Êtes-vous dans les choux ?
Publié le 20 janvier 2024
Souvenir chou
Quand je pense au chou, je revois ma mère chaussant ses bottes en caoutchouc bleu marine, à l’intérieur fourré et jetant sur ses épaules, une grosse veste blanche imperméable. Elle sort de la maison, emprunte le tracé de neige tassée, réalisé la veille. Elle s’enfonce dans ce dégradé de blanc et de brouillard. Seuls ses cheveux noirs témoignent du mouvement de sa marche et de sa présence. Les flocons de neige recouvrent tout derrière elle, le passage se referme. Dans le jardin, des lignes de feuilles givrées se frayent un chemin sous l’épaisse couche de poudreuse. Certains légumes dorment ici, attendant d’être choisi pour le repas. Des tiges bleutées de poireaux se dressent entre de grandes courbes d’un vert foncé. La nature est là, robuste. Après une visite aux animaux, ma mère saisi son couteau près des lapins et s’en va, d’un geste ferme et énergique, cueillir un gros chou vert. Dans son nid de feuilles sont retenues des gouttes d’eau glacée. Elle les secoue, retire les plus meurtries et offre à la basse-court un petit déjeuné de choix.
Le chou. Associé au repas des paysans depuis le Moyen Âge. Dévalué et sous-estimé, précédé par sa réputation malodorante et flatulente.
Chou gastronomique
Pourquoi manger du chou ?! Avec l’oubli des saisons, on s’est passé du chou au quotidien. Il faut dire qu’en manger plusieurs fois dans la semaine, c’est un défi.
Mais parfois, on cuisine pour ne pas gaspiller plus que pour se faire plaisir. Alors délaissons les mauvais souvenirs pour en créer de savoureux !
La gastronomie française s’est emparée du chou pour en faire des plats d’exception. Avec de fines associations, le chou révèle son potentiel de gourmandise et de diversité. J’en évoque quelques-unes dans 1 min pour aimer le chou !
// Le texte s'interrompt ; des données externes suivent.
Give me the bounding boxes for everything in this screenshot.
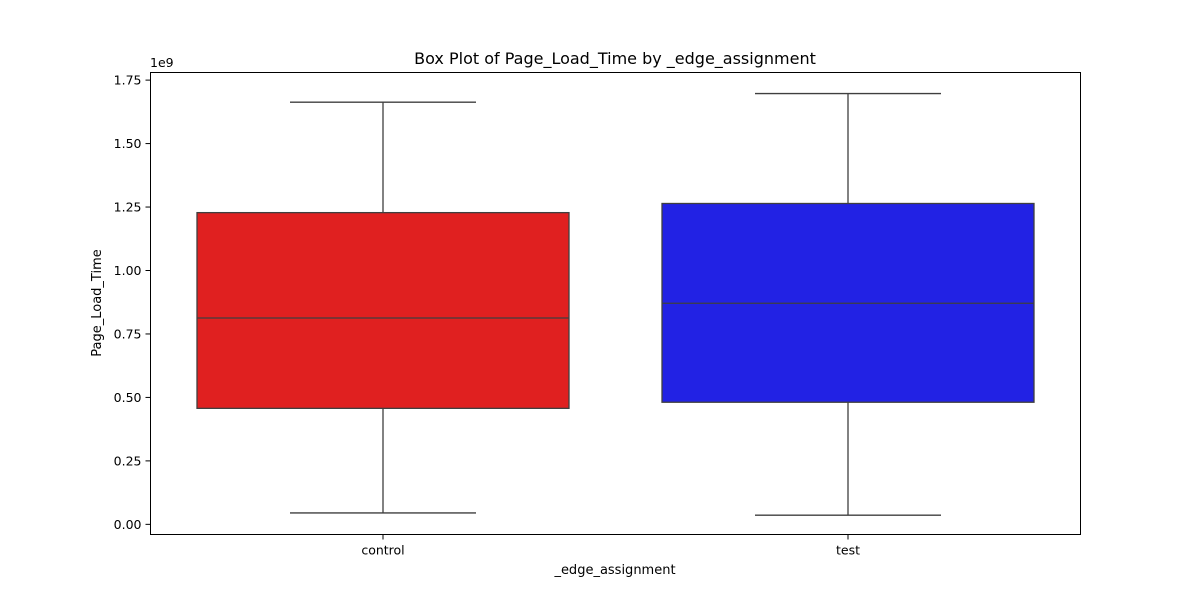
x-axis-ticks: control test [361,534,860,558]
box-group-control [196,101,570,514]
x-tick-label: test [836,543,860,558]
y-tick-label: 1.50 [114,136,142,151]
plot-area [196,92,1035,516]
y-tick-label: 1.75 [114,73,142,88]
y-tick-label: 0.25 [114,453,142,468]
y-axis-ticks: 0.00 0.25 0.50 0.75 1.00 1.25 1.50 1.75 [114,73,151,532]
y-tick-label: 1.00 [114,263,142,278]
y-tick-label: 1.25 [114,200,142,215]
y-tick-label: 0.50 [114,390,142,405]
y-tick-label: 0.75 [114,326,142,341]
box-control [196,211,570,409]
plot-frame [150,72,1081,535]
box-group-test [661,92,1035,516]
x-tick-label: control [361,543,404,558]
x-axis-label: _edge_assignment [553,563,675,578]
y-axis-label: Page_Load_Time [90,249,105,356]
y-tick-label: 0.00 [114,517,142,532]
chart-title: Box Plot of Page_Load_Time by _edge_assi… [414,49,816,69]
y-axis-offset-label: 1e9 [150,55,174,70]
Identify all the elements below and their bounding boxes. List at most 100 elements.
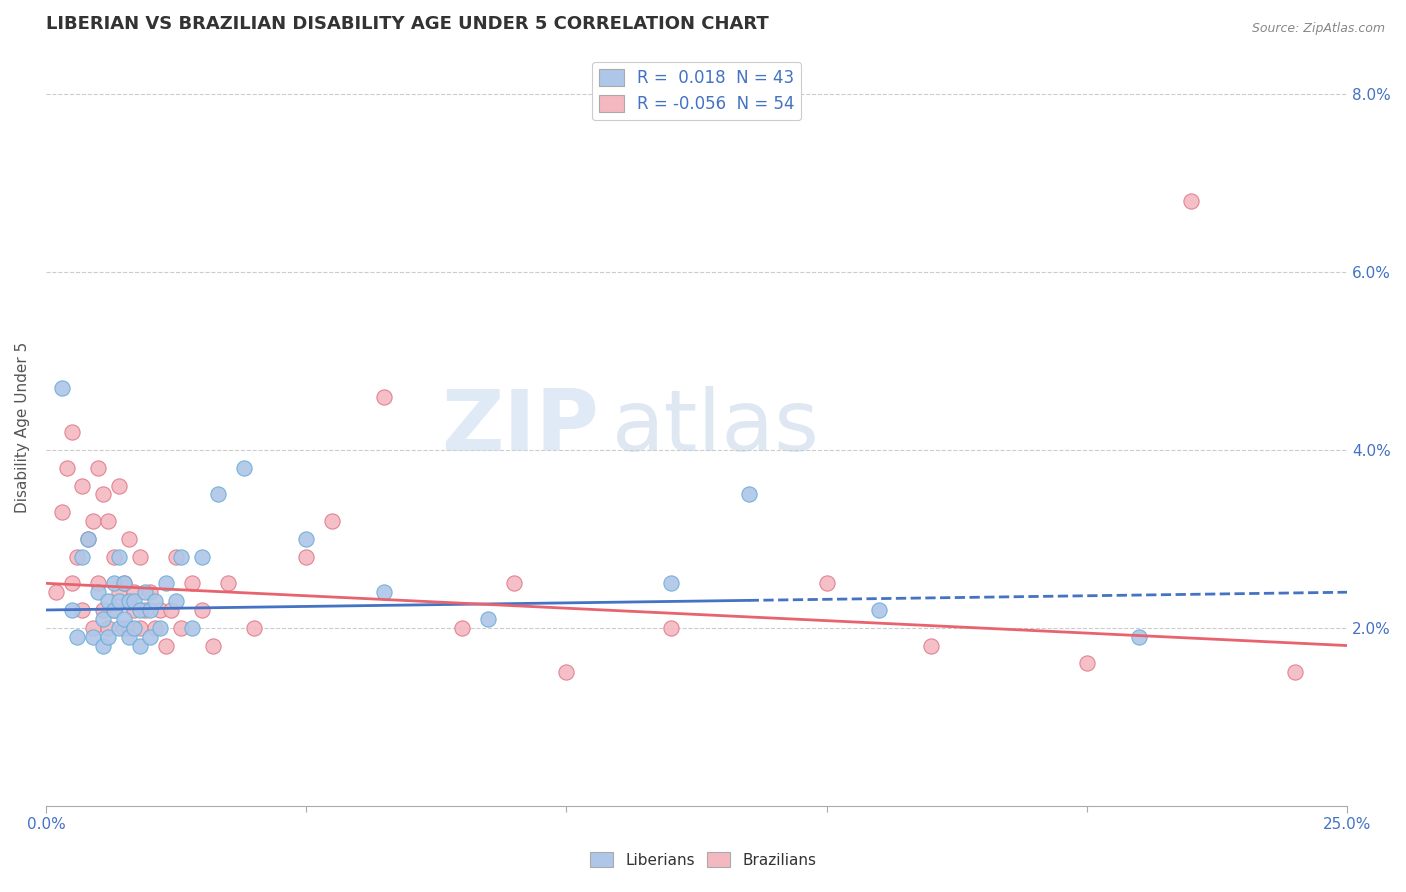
Point xyxy=(128,621,150,635)
Point xyxy=(139,630,162,644)
Point xyxy=(134,603,156,617)
Point xyxy=(112,612,135,626)
Point xyxy=(477,612,499,626)
Point xyxy=(72,603,94,617)
Point xyxy=(143,594,166,608)
Point xyxy=(139,603,162,617)
Point xyxy=(60,425,83,439)
Point xyxy=(91,612,114,626)
Point xyxy=(112,576,135,591)
Point xyxy=(659,621,682,635)
Point xyxy=(165,594,187,608)
Point xyxy=(191,603,214,617)
Legend: R =  0.018  N = 43, R = -0.056  N = 54: R = 0.018 N = 43, R = -0.056 N = 54 xyxy=(592,62,801,120)
Point xyxy=(66,630,89,644)
Point xyxy=(66,549,89,564)
Point xyxy=(76,532,98,546)
Point xyxy=(82,630,104,644)
Point xyxy=(51,505,73,519)
Point xyxy=(155,639,177,653)
Point xyxy=(201,639,224,653)
Point xyxy=(373,390,395,404)
Point xyxy=(207,487,229,501)
Point xyxy=(124,603,146,617)
Point xyxy=(103,576,125,591)
Point xyxy=(1076,657,1098,671)
Point xyxy=(103,549,125,564)
Point xyxy=(503,576,526,591)
Point xyxy=(868,603,890,617)
Point xyxy=(103,603,125,617)
Point xyxy=(97,514,120,528)
Point xyxy=(87,576,110,591)
Point xyxy=(91,639,114,653)
Point xyxy=(108,594,131,608)
Point xyxy=(72,478,94,492)
Point xyxy=(103,603,125,617)
Point xyxy=(451,621,474,635)
Point xyxy=(112,576,135,591)
Point xyxy=(118,594,141,608)
Point xyxy=(108,621,131,635)
Point xyxy=(659,576,682,591)
Text: Source: ZipAtlas.com: Source: ZipAtlas.com xyxy=(1251,22,1385,36)
Point xyxy=(160,603,183,617)
Point xyxy=(108,585,131,599)
Point xyxy=(1284,665,1306,680)
Point xyxy=(243,621,266,635)
Point xyxy=(373,585,395,599)
Point xyxy=(87,460,110,475)
Point xyxy=(124,621,146,635)
Point xyxy=(555,665,578,680)
Point xyxy=(76,532,98,546)
Point xyxy=(124,585,146,599)
Point xyxy=(217,576,239,591)
Point xyxy=(97,594,120,608)
Point xyxy=(51,381,73,395)
Point xyxy=(232,460,254,475)
Point xyxy=(91,487,114,501)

Mon plus beau souvenir de plat au chou est celui du chef Gérard Druguet. Nous avons travaillé ensemble de 2017 à 2021 dans le restaurant pédagogique dont j’avais la gérance. Des plats uniquement de saison et locaux pour faire l’éducation au goût des convives. Et bien d’autres choses dont je parlerai un jour.
J’avais instauré dans la semaine un jour « Légume à l’honneur ». Un menu unique pour décliner un produit végétal. Le sortir de son rôle d’accompagnement pour le mettre au centre de l’assiette.
Il avait réalisé un chou frisé farci au quinoa et aux pleurotes, bouillon façon ramen, sésame et radis roses. Le bouillon, incroyablement gourmand, relevait, en fin de bouche, avec le piquant des radis, tout l’ensemble du plat. Gérard avait la faculté, grâce à sa maîtrise, sa personnalité et son amour du métier, de nous faire voyager dans un univers littéraire. Je ne sais pas comment expliquer mieux cela. Mais avec sa cuisine, il est possible de lire des histoires, de voyager dans le temps et de vivre comme dans un roman d’époque.
Il me manque beaucoup.
plat de Gérard Druguet, hiver 2018
Pourquoi manger du chou ?
Douceur, texture, couleur, infinité de variétés... ils étaient considérés il y a 3 000 ans comme de véritables médecines ambulantes ! Les Romains l’ont implanté en Europe. On en trouve beaucoup de sauvage sur le bord des côtes bretonne et anglaise. Ils parsèment les routes et les champs avec des petites fleurs jaunes et des feuilles grasses.
Cuit comme cru, il est riche en vitamine C et en acide folique. Ce dernier joue un rôle essentiel pour la formation des globules rouges, le fonctionnement du système nerveux et du système immunitaire. On le prescrit aux femmes enceintes pour limiter les risques de malformation du fœtus. On le dit anticancéreux et son jus efficace pour traiter les ulcères d'estomac. On lui prête des vertus antidiarrhéïque, antibiotique, reminéralisante et apéritives.